Glícia teceu duras críticas à portaria nº 2.561/2020 emitida pelo Ministério da Saúde. “O que nos falta é compreender o processo que diz respeito ao sistema de garantias das crianças e dos adolescentes. O que significa, por exemplo, o alto índice de casamento infantil?”, indagou.
“O alto índice significa que precisamos falar da desconstrução de um conceito, de um pré-conceito e de uma cultura nos quais muitas vezes a família não compreende que o casamento infantil vai velar o tipo de violação que essa menina sofre – muitas vezes porque está grávida”.
“Temos na primeira infância uma coisa histórica, mas não temos a mesma celeridade quando se fala de meninos e meninas a partir de sua evolução sexual no ponto de vista de transformação do seu corpo. Isso porque a sociedade não quer falar de educação sexual”.

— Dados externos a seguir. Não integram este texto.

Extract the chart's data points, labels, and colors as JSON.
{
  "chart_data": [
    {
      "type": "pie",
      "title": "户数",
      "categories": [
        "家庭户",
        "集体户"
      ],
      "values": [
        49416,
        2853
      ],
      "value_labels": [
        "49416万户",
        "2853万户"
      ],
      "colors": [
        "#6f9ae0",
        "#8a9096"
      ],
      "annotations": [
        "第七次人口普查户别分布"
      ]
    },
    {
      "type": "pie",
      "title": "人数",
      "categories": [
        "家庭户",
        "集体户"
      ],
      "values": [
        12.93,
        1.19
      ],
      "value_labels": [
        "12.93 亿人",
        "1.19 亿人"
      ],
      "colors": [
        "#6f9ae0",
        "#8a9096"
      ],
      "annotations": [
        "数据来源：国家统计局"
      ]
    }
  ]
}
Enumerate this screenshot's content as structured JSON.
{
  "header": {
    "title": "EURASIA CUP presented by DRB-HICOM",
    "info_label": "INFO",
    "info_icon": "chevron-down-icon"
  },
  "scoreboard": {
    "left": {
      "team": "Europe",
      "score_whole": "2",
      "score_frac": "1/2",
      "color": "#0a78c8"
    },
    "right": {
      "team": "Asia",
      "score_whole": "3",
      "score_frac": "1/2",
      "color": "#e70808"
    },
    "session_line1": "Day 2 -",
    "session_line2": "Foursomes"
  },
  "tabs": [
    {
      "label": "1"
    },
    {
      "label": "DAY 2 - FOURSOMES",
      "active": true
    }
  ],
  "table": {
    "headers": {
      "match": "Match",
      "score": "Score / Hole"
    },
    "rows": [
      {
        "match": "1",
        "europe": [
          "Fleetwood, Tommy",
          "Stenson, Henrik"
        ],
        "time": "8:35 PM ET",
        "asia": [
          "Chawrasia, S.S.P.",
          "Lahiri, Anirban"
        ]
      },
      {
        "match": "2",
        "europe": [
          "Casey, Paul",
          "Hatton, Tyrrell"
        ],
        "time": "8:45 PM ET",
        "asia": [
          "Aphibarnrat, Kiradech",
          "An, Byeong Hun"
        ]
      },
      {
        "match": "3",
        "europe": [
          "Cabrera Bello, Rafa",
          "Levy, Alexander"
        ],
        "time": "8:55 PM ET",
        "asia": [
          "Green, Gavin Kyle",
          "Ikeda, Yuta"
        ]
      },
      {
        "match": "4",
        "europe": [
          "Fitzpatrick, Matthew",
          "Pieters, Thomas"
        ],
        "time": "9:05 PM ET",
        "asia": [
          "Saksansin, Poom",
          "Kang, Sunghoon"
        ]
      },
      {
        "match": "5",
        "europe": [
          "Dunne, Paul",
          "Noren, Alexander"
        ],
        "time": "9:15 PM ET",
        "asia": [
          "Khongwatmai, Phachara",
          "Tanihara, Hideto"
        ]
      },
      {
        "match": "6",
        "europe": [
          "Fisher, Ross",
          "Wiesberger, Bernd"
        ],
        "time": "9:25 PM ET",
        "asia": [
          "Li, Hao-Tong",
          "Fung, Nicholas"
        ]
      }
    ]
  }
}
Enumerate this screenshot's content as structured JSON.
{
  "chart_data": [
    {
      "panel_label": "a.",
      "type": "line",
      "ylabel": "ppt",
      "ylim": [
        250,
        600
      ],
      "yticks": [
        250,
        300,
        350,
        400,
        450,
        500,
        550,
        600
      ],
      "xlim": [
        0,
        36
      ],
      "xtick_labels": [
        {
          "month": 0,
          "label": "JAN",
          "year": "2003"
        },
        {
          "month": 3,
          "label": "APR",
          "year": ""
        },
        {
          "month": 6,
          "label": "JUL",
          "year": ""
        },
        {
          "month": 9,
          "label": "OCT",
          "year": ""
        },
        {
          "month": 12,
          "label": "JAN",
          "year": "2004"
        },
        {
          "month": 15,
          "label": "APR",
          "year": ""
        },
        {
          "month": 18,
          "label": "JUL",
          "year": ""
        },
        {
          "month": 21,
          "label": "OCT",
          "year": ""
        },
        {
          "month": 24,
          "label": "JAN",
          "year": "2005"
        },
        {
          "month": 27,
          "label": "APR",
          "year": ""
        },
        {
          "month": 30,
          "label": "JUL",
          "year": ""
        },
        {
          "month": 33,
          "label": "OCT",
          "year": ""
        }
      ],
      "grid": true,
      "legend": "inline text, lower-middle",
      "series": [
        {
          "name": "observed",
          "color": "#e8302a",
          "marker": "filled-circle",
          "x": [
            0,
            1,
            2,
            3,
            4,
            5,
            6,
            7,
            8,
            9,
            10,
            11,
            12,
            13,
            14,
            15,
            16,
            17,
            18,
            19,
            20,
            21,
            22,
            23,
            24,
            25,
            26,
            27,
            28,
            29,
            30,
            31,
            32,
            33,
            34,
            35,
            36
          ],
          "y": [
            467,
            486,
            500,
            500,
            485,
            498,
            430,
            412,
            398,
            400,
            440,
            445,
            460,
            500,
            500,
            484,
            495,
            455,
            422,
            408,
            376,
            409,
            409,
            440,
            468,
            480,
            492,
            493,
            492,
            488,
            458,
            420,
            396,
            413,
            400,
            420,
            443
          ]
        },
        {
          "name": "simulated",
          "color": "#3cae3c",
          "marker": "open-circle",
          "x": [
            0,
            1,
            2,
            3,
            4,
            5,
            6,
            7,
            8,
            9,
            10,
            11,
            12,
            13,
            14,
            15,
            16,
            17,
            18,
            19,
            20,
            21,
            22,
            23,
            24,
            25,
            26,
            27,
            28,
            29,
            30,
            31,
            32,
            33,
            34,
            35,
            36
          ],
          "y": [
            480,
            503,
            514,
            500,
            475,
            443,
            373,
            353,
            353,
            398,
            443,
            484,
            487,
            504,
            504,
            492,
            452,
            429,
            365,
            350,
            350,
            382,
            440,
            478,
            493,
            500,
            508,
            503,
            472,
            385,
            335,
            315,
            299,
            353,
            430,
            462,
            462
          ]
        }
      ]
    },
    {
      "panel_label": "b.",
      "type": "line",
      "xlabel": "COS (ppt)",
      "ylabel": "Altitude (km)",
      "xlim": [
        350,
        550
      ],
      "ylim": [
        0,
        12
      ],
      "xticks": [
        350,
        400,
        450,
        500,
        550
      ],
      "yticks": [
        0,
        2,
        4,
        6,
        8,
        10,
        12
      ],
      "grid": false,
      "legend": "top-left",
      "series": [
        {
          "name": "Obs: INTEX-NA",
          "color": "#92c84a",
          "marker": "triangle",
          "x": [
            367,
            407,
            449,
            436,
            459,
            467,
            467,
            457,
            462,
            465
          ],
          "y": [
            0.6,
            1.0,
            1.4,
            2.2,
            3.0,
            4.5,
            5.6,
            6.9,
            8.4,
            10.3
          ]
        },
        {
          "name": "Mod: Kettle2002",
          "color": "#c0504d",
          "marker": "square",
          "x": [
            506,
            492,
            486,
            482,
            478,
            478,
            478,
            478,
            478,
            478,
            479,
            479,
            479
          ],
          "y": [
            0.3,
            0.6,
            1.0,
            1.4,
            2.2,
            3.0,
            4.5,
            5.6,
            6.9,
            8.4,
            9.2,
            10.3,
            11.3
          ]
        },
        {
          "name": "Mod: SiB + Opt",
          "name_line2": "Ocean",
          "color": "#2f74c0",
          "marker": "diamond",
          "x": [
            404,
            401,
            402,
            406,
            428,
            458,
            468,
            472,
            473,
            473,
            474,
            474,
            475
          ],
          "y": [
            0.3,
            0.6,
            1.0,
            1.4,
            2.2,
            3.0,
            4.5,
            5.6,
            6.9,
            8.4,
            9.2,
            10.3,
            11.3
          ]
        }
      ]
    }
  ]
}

“Por que temos uma menina sendo abusada desde os 8 anos de idade e depois de 2 anos engravidou? Essa não é uma situação única. Várias outras meninas passaram pela mesma situação e tiveram esses filhos sem a assistência da rede de proteção”, considerou.
Glícia afirmou que é preciso analisar os dados e o cenário atual do país. “O Brasil está sendo dirigido por instituições que não tem função para tal. É preciso colocar cada figura em seu poder, fazendo seu papel. A missão de um gestor é cumprir o que determina a lei”, abalizou.